I guess trying a routine that will work for you is a good idea....Just make some small changes till you find what works for you.....Hell mine works so good, someone could break in and empty the house and I would not know it. LOL Now if they come in the bedroom, well they are now f*cked.......;) I have no idea why this works??? The way the Beast works, you would think that knowing I can not hear someone breaking in would f*ck this up.....(n)

J R
 
Yup. I agree with the rest. Fuggedaboutit. If you can't sleep, get up and do something. No point in obsessing about not sleeping and then getting even more worked up so there is no chance you can sleep. I gave up staring at the ceiling in the dark years ago. I couldn't sleep at night and felt bad about making noise that disturbed my family- so I got a third shift job. Didn't want to work nights any more, so I got some badass headphones and a badass computer and played games while everyone else was asleep. Built models-studied for school- watched Adult Swim -pirated movies and watcedh netflix- went for walks in the dark, hung out with the pigs at Krispy Kreme-put the electronic beat down on Ozzie teenagers in some silly online game. (Sorry if I pissed off some of ya'lls kids last night...if they gonna play Titanfall on the US servers, they gonna get their asses handed to them till they learn to cut the pie, check their corners, and look up....)

then all of the sudden I sleep again after months of two hours a night. just came off a four month run of 8+ hours daily. now back to spending a lot of time alone in the basement.

Just can't justify letting myself get stressed out about not sleeping. Makes it to hard to sleep...
 
Most of the time I put my insomnia to work for me. Catch up on alone time :D, chat with friends in other time zones, play, study, 24hr gym all to me'self, cook & freeze for days, all kinds of stuff when the city was blissfully passed out and quiet. I used to look forward to my insomnia runs, because I could get so much more done (ahem. Including that alone time worth of seasons of TV marathoned, xBox, books, art... Aka I'm doing nothing and grinning like a cat about it). The only real downside was my ex all pissed off and guilt tripping about it.

((Still hate that, though. The guilt trips. The feeling bad for doing the best I could, with what I had. Yes. I'm 'still' up. If no one ever glares, looks down their nose, and shouts at me for not being able to sleep, it will be too soon. Ditto gloating about how lazy I am for 'sleeping the day away' or wishing they could sleep until noon or whatever. Um. Those sweat drenched 3-4 hours are all I get. For probably the next 2 days. Condescending motherf*ckers.))

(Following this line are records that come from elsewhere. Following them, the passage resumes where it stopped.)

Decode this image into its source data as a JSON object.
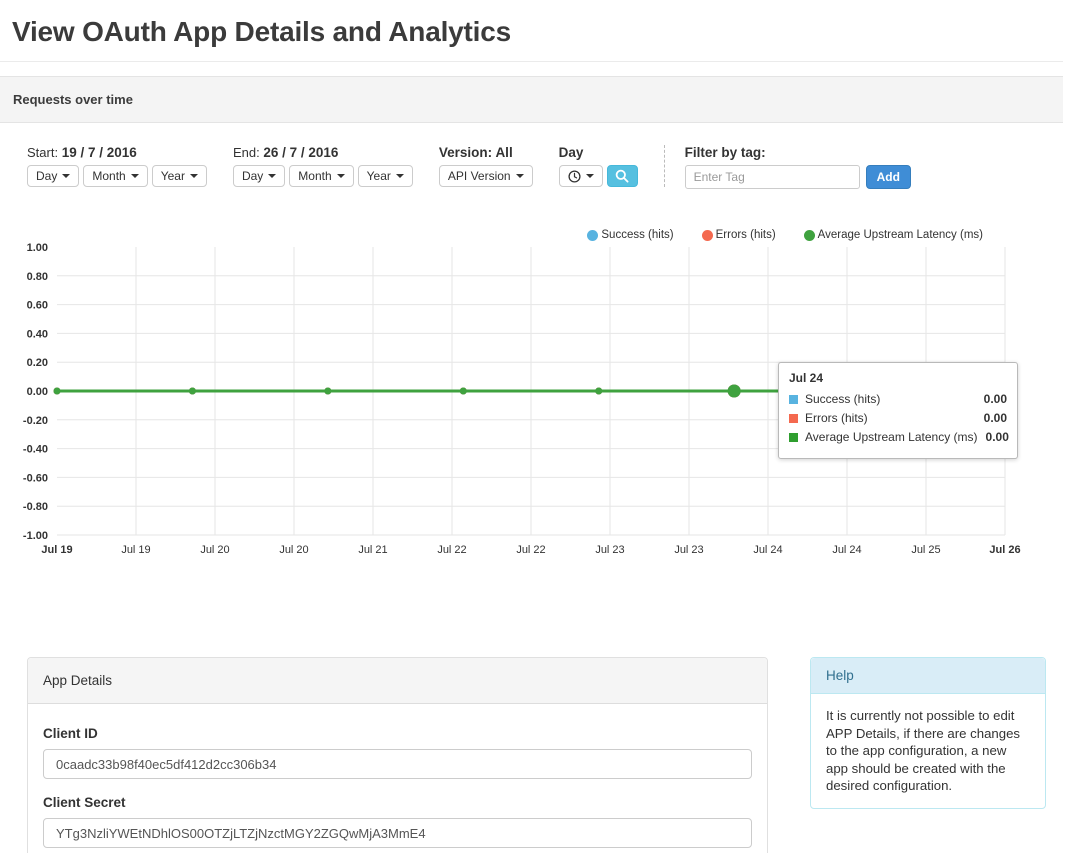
{
  "page": {
    "title": "View OAuth App Details and Analytics"
  },
  "requests_panel": {
    "title": "Requests over time"
  },
  "filters": {
    "start": {
      "label": "Start:",
      "value": "19 / 7 / 2016"
    },
    "end": {
      "label": "End:",
      "value": "26 / 7 / 2016"
    },
    "date_buttons": {
      "day": "Day",
      "month": "Month",
      "year": "Year"
    },
    "version": {
      "label": "Version:",
      "value": "All",
      "button": "API Version"
    },
    "granularity": {
      "label": "Day"
    },
    "tag": {
      "label": "Filter by tag:",
      "placeholder": "Enter Tag",
      "add_label": "Add"
    }
  },
  "chart_data": {
    "type": "line",
    "title": "Requests over time",
    "x": [
      "Jul 19",
      "Jul 20",
      "Jul 21",
      "Jul 22",
      "Jul 23",
      "Jul 24",
      "Jul 25",
      "Jul 26"
    ],
    "series": [
      {
        "name": "Success (hits)",
        "color": "#58b3e0",
        "values": [
          0,
          0,
          0,
          0,
          0,
          0,
          0,
          0
        ]
      },
      {
        "name": "Errors (hits)",
        "color": "#f4694f",
        "values": [
          0,
          0,
          0,
          0,
          0,
          0,
          0,
          0
        ]
      },
      {
        "name": "Average Upstream Latency (ms)",
        "color": "#3fa23f",
        "values": [
          0,
          0,
          0,
          0,
          0,
          0,
          0,
          0
        ]
      }
    ],
    "ylim": [
      -1,
      1
    ],
    "y_ticks": [
      "1.00",
      "0.80",
      "0.60",
      "0.40",
      "0.20",
      "0.00",
      "-0.20",
      "-0.40",
      "-0.60",
      "-0.80",
      "-1.00"
    ],
    "x_tick_labels": [
      "Jul 19",
      "Jul 19",
      "Jul 20",
      "Jul 20",
      "Jul 21",
      "Jul 22",
      "Jul 22",
      "Jul 23",
      "Jul 23",
      "Jul 24",
      "Jul 24",
      "Jul 25",
      "Jul 26"
    ],
    "grid": true,
    "legend_position": "top-right",
    "hovered_x": "Jul 24"
  },
  "tooltip": {
    "title": "Jul 24",
    "rows": [
      {
        "label": "Success (hits)",
        "value": "0.00",
        "color": "#58b3e0"
      },
      {
        "label": "Errors (hits)",
        "value": "0.00",
        "color": "#f4694f"
      },
      {
        "label": "Average Upstream Latency (ms)",
        "value": "0.00",
        "color": "#2f9e2f"
      }
    ]
  },
  "app_details": {
    "title": "App Details",
    "client_id_label": "Client ID",
    "client_id": "0caadc33b98f40ec5df412d2cc306b34",
    "client_secret_label": "Client Secret",
    "client_secret": "YTg3NzliYWEtNDhlOS00OTZjLTZjNzctMGY2ZGQwMjA3MmE4"
  },
  "help": {
    "title": "Help",
    "body": "It is currently not possible to edit APP Details, if there are changes to the app configuration, a new app should be created with the desired configuration."
  }
}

When I was single/childless I just rolled with it. Realized that a 36 or 72 schedule just worked better for me, and made that work. Having kids and daily style work meant getting a bit creative about when I slept. Sometimes I'd split it up into a couple naps a day. Other times, once my son was in school I could sleep either nights or while he was in school... So that meant I could go back to the 36hr day thing, again. Also having backups. Both short term meds, if things were getting into sleep dep ranges, and a short list of baby sitters. Or making sure I was beat up from the street up if I knew, schedule wise, I'd need to sleep X night to be up early on Y morning for Z activity. (Read : falling down exhausted.)

Still have a love/hate relationship with sleep, though.
Seems like it's always feast or famine.